Re: flyback analysis

Hi,
The auxilliary winding is in intimate contact with the secondary winding as it is wound on the same core, therfore any load current variation on the secondary output will cause a proportional voltage drop, which will reflect through the transformer and cause a corresponding voltage drop in the auxilliary winding which is sensed by the voltage feedback input of the IC and a rapid correction will be made to the PWM switching waveform to compensate. The overall system pulse current is monitored by the current sense resistor in the source of the switching FET which again will sense the increased load and allow for it. The turns ratio of the auxilliary winding to the primary winding will generate the correct voltage to run the IC, this will be proportional to the main secondary output winding as they have the same turns per volt ratio, so a 10% drop on the secondary will create a 10% drop in the auxilliary winding, which will be compensated for by the IC as explained above.
I hope that makes sense and is not to much of an over-simplification.
Best regards,
Bob.
 
Re: flyback analysis

DrBob13 said:
Hi,
The auxilliary winding is in intimate contact with the secondary winding as it is wound on the same core, therfore any load current variation on the secondary output will cause a proportional voltage drop, which will reflect through the transformer and cause a corresponding voltage drop in the auxilliary winding which is sensed by the voltage feedback input of the IC and a rapid correction will be made to the PWM switching waveform to compensate.

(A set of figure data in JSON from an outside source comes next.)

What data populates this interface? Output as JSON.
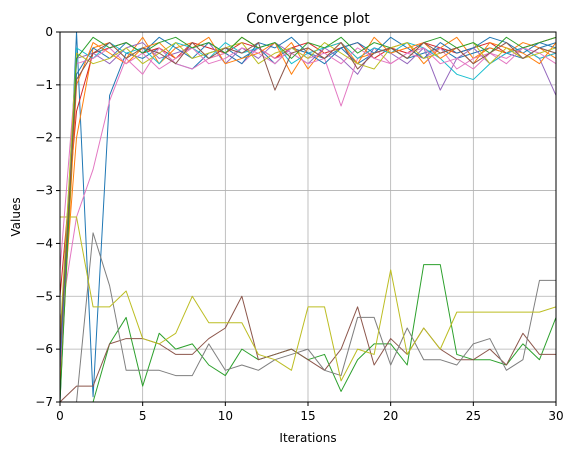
{
  "chart_data": {
    "type": "line",
    "title": "Convergence plot",
    "xlabel": "Iterations",
    "ylabel": "Values",
    "xlim": [
      0,
      30
    ],
    "ylim": [
      -7,
      0
    ],
    "xticks": [
      0,
      5,
      10,
      15,
      20,
      25,
      30
    ],
    "yticks": [
      0,
      -1,
      -2,
      -3,
      -4,
      -5,
      -6,
      -7
    ],
    "ytick_labels": [
      "0",
      "−1",
      "−2",
      "−3",
      "−4",
      "−5",
      "−6",
      "−7"
    ],
    "grid": true,
    "colors": [
      "#1f77b4",
      "#ff7f0e",
      "#2ca02c",
      "#d62728",
      "#9467bd",
      "#8c564b",
      "#e377c2",
      "#7f7f7f",
      "#bcbd22",
      "#17becf"
    ],
    "series": [
      {
        "color": "#1f77b4",
        "values": [
          -7,
          0,
          -6.9,
          -1.2,
          -0.4,
          -0.5,
          -0.3,
          -0.6,
          -0.7,
          -0.4,
          -0.3,
          -0.5,
          -0.3,
          -0.6,
          -0.3,
          -0.4,
          -0.5,
          -0.3,
          -0.6,
          -0.4,
          -0.3,
          -0.5,
          -0.4,
          -0.3,
          -0.5,
          -0.4,
          -0.3,
          -0.4,
          -0.5,
          -0.3,
          -0.2
        ]
      },
      {
        "color": "#ff7f0e",
        "values": [
          -6,
          -2,
          -0.3,
          -0.2,
          -0.5,
          -0.1,
          -0.6,
          -0.3,
          -0.2,
          -0.5,
          -0.4,
          -0.1,
          -0.3,
          -0.5,
          -0.2,
          -0.7,
          -0.3,
          -0.2,
          -0.5,
          -0.4,
          -0.3,
          -0.2,
          -0.6,
          -0.3,
          -0.1,
          -0.5,
          -0.3,
          -0.4,
          -0.2,
          -0.3,
          -0.5
        ]
      },
      {
        "color": "#2ca02c",
        "values": [
          -7,
          -7,
          -7,
          -5.9,
          -5.4,
          -6.7,
          -5.7,
          -6.0,
          -5.9,
          -6.3,
          -6.5,
          -6.0,
          -6.2,
          -6.1,
          -6.0,
          -6.2,
          -6.1,
          -6.8,
          -6.2,
          -5.9,
          -5.9,
          -6.3,
          -4.4,
          -4.4,
          -6.1,
          -6.2,
          -6.2,
          -6.3,
          -5.9,
          -6.2,
          -5.4
        ]
      },
      {
        "color": "#d62728",
        "values": [
          -5,
          -1.5,
          -0.4,
          -0.3,
          -0.2,
          -0.4,
          -0.3,
          -0.5,
          -0.2,
          -0.3,
          -0.4,
          -0.2,
          -0.3,
          -0.5,
          -0.3,
          -0.2,
          -0.4,
          -0.3,
          -0.2,
          -0.5,
          -0.3,
          -0.4,
          -0.2,
          -0.3,
          -0.4,
          -0.3,
          -0.2,
          -0.4,
          -0.3,
          -0.2,
          -0.1
        ]
      },
      {
        "color": "#9467bd",
        "values": [
          -6.5,
          -0.5,
          -0.4,
          -0.6,
          -0.3,
          -0.2,
          -0.5,
          -0.4,
          -0.3,
          -0.2,
          -0.6,
          -0.3,
          -0.5,
          -0.2,
          -0.4,
          -0.6,
          -0.3,
          -0.5,
          -0.8,
          -0.3,
          -0.4,
          -0.6,
          -0.3,
          -1.1,
          -0.5,
          -0.3,
          -0.6,
          -0.4,
          -0.3,
          -0.5,
          -1.2
        ]
      },
      {
        "color": "#8c564b",
        "values": [
          -7,
          -6.7,
          -6.7,
          -5.9,
          -5.8,
          -5.8,
          -5.9,
          -6.1,
          -6.1,
          -5.8,
          -5.6,
          -5.0,
          -6.2,
          -6.1,
          -6.0,
          -6.2,
          -6.4,
          -6.0,
          -5.2,
          -6.3,
          -5.8,
          -6.1,
          -5.6,
          -6.0,
          -6.2,
          -6.2,
          -6.0,
          -6.3,
          -5.7,
          -6.1,
          -6.1
        ]
      },
      {
        "color": "#e377c2",
        "values": [
          -5.5,
          -3.5,
          -2.6,
          -1.3,
          -0.5,
          -0.8,
          -0.3,
          -0.6,
          -0.7,
          -0.5,
          -0.4,
          -0.6,
          -0.3,
          -0.5,
          -0.4,
          -0.6,
          -0.5,
          -1.4,
          -0.5,
          -0.3,
          -0.6,
          -0.4,
          -0.5,
          -0.3,
          -0.7,
          -0.5,
          -0.4,
          -0.6,
          -0.3,
          -0.5,
          -0.4
        ]
      },
      {
        "color": "#7f7f7f",
        "values": [
          -7,
          -7,
          -3.8,
          -4.8,
          -6.4,
          -6.4,
          -6.4,
          -6.5,
          -6.5,
          -5.9,
          -6.4,
          -6.3,
          -6.4,
          -6.2,
          -6.1,
          -6.0,
          -6.4,
          -6.5,
          -5.4,
          -5.4,
          -6.3,
          -5.6,
          -6.2,
          -6.2,
          -6.3,
          -5.9,
          -5.8,
          -6.4,
          -6.2,
          -4.7,
          -4.7
        ]
      },
      {
        "color": "#bcbd22",
        "values": [
          -3.5,
          -3.5,
          -5.2,
          -5.2,
          -4.9,
          -5.8,
          -5.9,
          -5.7,
          -5.0,
          -5.5,
          -5.5,
          -5.5,
          -6.1,
          -6.2,
          -6.4,
          -5.2,
          -5.2,
          -6.6,
          -6.0,
          -6.1,
          -4.5,
          -6.1,
          -5.6,
          -6.0,
          -5.3,
          -5.3,
          -5.3,
          -5.3,
          -5.3,
          -5.3,
          -5.2
        ]
      },
      {
        "color": "#17becf",
        "values": [
          -6,
          -0.3,
          -0.5,
          -0.2,
          -0.4,
          -0.3,
          -0.6,
          -0.2,
          -0.3,
          -0.5,
          -0.2,
          -0.4,
          -0.3,
          -0.2,
          -0.6,
          -0.4,
          -0.3,
          -0.2,
          -0.5,
          -0.3,
          -0.4,
          -0.2,
          -0.3,
          -0.5,
          -0.8,
          -0.9,
          -0.6,
          -0.4,
          -0.3,
          -0.5,
          -0.4
        ]
      },
      {
        "color": "#1f77b4",
        "values": [
          -6.2,
          -0.8,
          -0.3,
          -0.5,
          -0.2,
          -0.4,
          -0.1,
          -0.3,
          -0.5,
          -0.2,
          -0.4,
          -0.6,
          -0.2,
          -0.3,
          -0.1,
          -0.4,
          -0.6,
          -0.3,
          -0.2,
          -0.4,
          -0.1,
          -0.3,
          -0.5,
          -0.2,
          -0.4,
          -0.3,
          -0.1,
          -0.2,
          -0.4,
          -0.2,
          -0.3
        ]
      },
      {
        "color": "#ff7f0e",
        "values": [
          -6.8,
          -1.0,
          -0.2,
          -0.4,
          -0.6,
          -0.3,
          -0.2,
          -0.5,
          -0.3,
          -0.1,
          -0.6,
          -0.5,
          -0.4,
          -0.2,
          -0.8,
          -0.3,
          -0.5,
          -0.2,
          -0.6,
          -0.1,
          -0.4,
          -0.3,
          -0.2,
          -0.5,
          -0.3,
          -0.6,
          -0.2,
          -0.3,
          -0.4,
          -0.6,
          -0.2
        ]
      },
      {
        "color": "#e377c2",
        "values": [
          -4.5,
          -0.6,
          -0.5,
          -0.3,
          -0.6,
          -0.4,
          -0.7,
          -0.5,
          -0.3,
          -0.6,
          -0.5,
          -0.3,
          -0.4,
          -0.6,
          -0.3,
          -0.5,
          -0.4,
          -0.6,
          -0.3,
          -0.5,
          -0.6,
          -0.4,
          -0.3,
          -0.6,
          -0.5,
          -0.7,
          -0.4,
          -0.5,
          -0.3,
          -0.4,
          -0.6
        ]
      },
      {
        "color": "#bcbd22",
        "values": [
          -5.8,
          -0.4,
          -0.6,
          -0.5,
          -0.3,
          -0.6,
          -0.4,
          -0.2,
          -0.5,
          -0.4,
          -0.3,
          -0.2,
          -0.6,
          -0.4,
          -0.3,
          -0.5,
          -0.2,
          -0.4,
          -0.6,
          -0.7,
          -0.3,
          -0.2,
          -0.5,
          -0.4,
          -0.3,
          -0.2,
          -0.6,
          -0.3,
          -0.5,
          -0.4,
          -0.3
        ]
      },
      {
        "color": "#2ca02c",
        "values": [
          -7,
          -0.5,
          -0.1,
          -0.3,
          -0.2,
          -0.4,
          -0.2,
          -0.1,
          -0.3,
          -0.2,
          -0.4,
          -0.1,
          -0.3,
          -0.2,
          -0.5,
          -0.2,
          -0.3,
          -0.1,
          -0.4,
          -0.2,
          -0.3,
          -0.5,
          -0.2,
          -0.1,
          -0.3,
          -0.2,
          -0.4,
          -0.1,
          -0.3,
          -0.2,
          -0.1
        ]
      },
      {
        "color": "#8c564b",
        "values": [
          -6.0,
          -0.9,
          -0.4,
          -0.2,
          -0.5,
          -0.3,
          -0.4,
          -0.6,
          -0.2,
          -0.5,
          -0.3,
          -0.4,
          -0.2,
          -1.1,
          -0.4,
          -0.3,
          -0.5,
          -0.2,
          -0.7,
          -0.4,
          -0.3,
          -0.5,
          -0.2,
          -0.4,
          -0.3,
          -0.6,
          -0.4,
          -0.2,
          -0.5,
          -0.3,
          -0.4
        ]
      }
    ]
  }
}
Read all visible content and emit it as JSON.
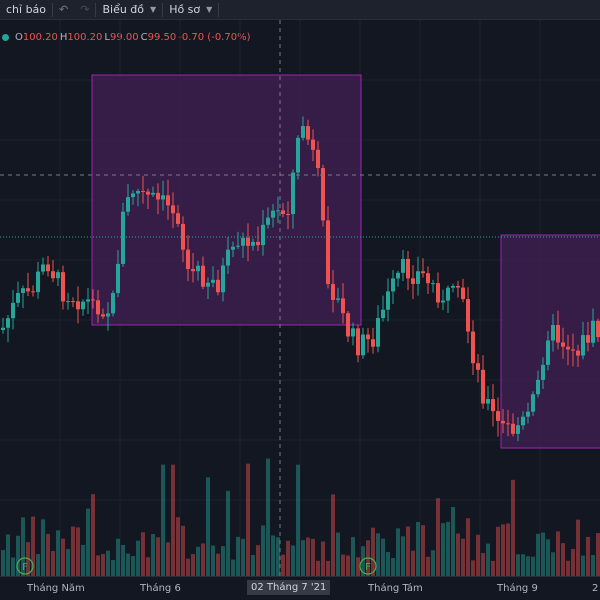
{
  "toolbar": {
    "indicators_label": "chỉ báo",
    "undo_icon": "undo-icon",
    "redo_icon": "redo-icon",
    "chart_menu_label": "Biểu đồ",
    "profile_menu_label": "Hồ sơ"
  },
  "legend": {
    "open_key": "O",
    "open": "100.20",
    "high_key": "H",
    "high": "100.20",
    "low_key": "L",
    "low": "99.00",
    "close_key": "C",
    "close": "99.50",
    "change": "-0.70 (-0.70%)"
  },
  "xaxis": {
    "ticks": [
      "Tháng Năm",
      "Tháng 6",
      "Tháng Tám",
      "Tháng 9",
      "2"
    ],
    "crosshair_label": "02 Tháng 7 '21"
  },
  "earnings_markers": [
    "F",
    "F"
  ],
  "colors": {
    "background": "#131722",
    "up": "#26a69a",
    "down": "#ef5350",
    "rect_fill": "#3d1f4f",
    "rect_border": "#9c27b0"
  },
  "chart_data": {
    "type": "candlestick",
    "x": [
      "Tháng Năm",
      "Tháng 6",
      "Tháng Tám",
      "Tháng 9"
    ],
    "last_ohlc": {
      "open": 100.2,
      "high": 100.2,
      "low": 99.0,
      "close": 99.5
    },
    "grid": true
  }
}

The overall system pulse current is monitored by the current sense resistor in the source of the switching FET which again will sense the increased load and allow for it. The turns ratio of the auxilliary winding to the primary winding will generate the correct voltage to run the IC, this will be proportional to the main secondary output winding as they have the same turns per volt ratio, so a 10% drop on the secondary will create a 10% drop in the auxilliary winding, which will be compensated for by the IC as explained above.
I hope that makes sense and is not to much of an over-simplification.
Best regards,
Bob.

Hi, Bob
Thank you for your analysis, but what I want most is the current relationship between Ip and Is, is there a quantitative analysis on it?
 

Re: flyback analysis

Is / turns ration = Ip (Aslo applicable for peak currents) this is gross relation
Exact primary current depends upon Efficiency of the converter

The turns ration is derived from Voltage requirement at Secondary & the primary current is reflection of Secondary power (Vsec X Isec) / Efficiency = Primary Wattage & Primary wattage/ Primary Voltage = I avg Primary.
 
Re: flyback analysis

Hi,
To go a little further than rvionics, the gif I have attached may help, it is part of a design calculation sheet that I used recently, it is not for that IC though but it gives a good approximation of the relationship that you want, I hope it is useful to you.
Regards,
Bob
 
flyback analysis

Pin 5 is VS, voltage sense, you may focus on the voltage.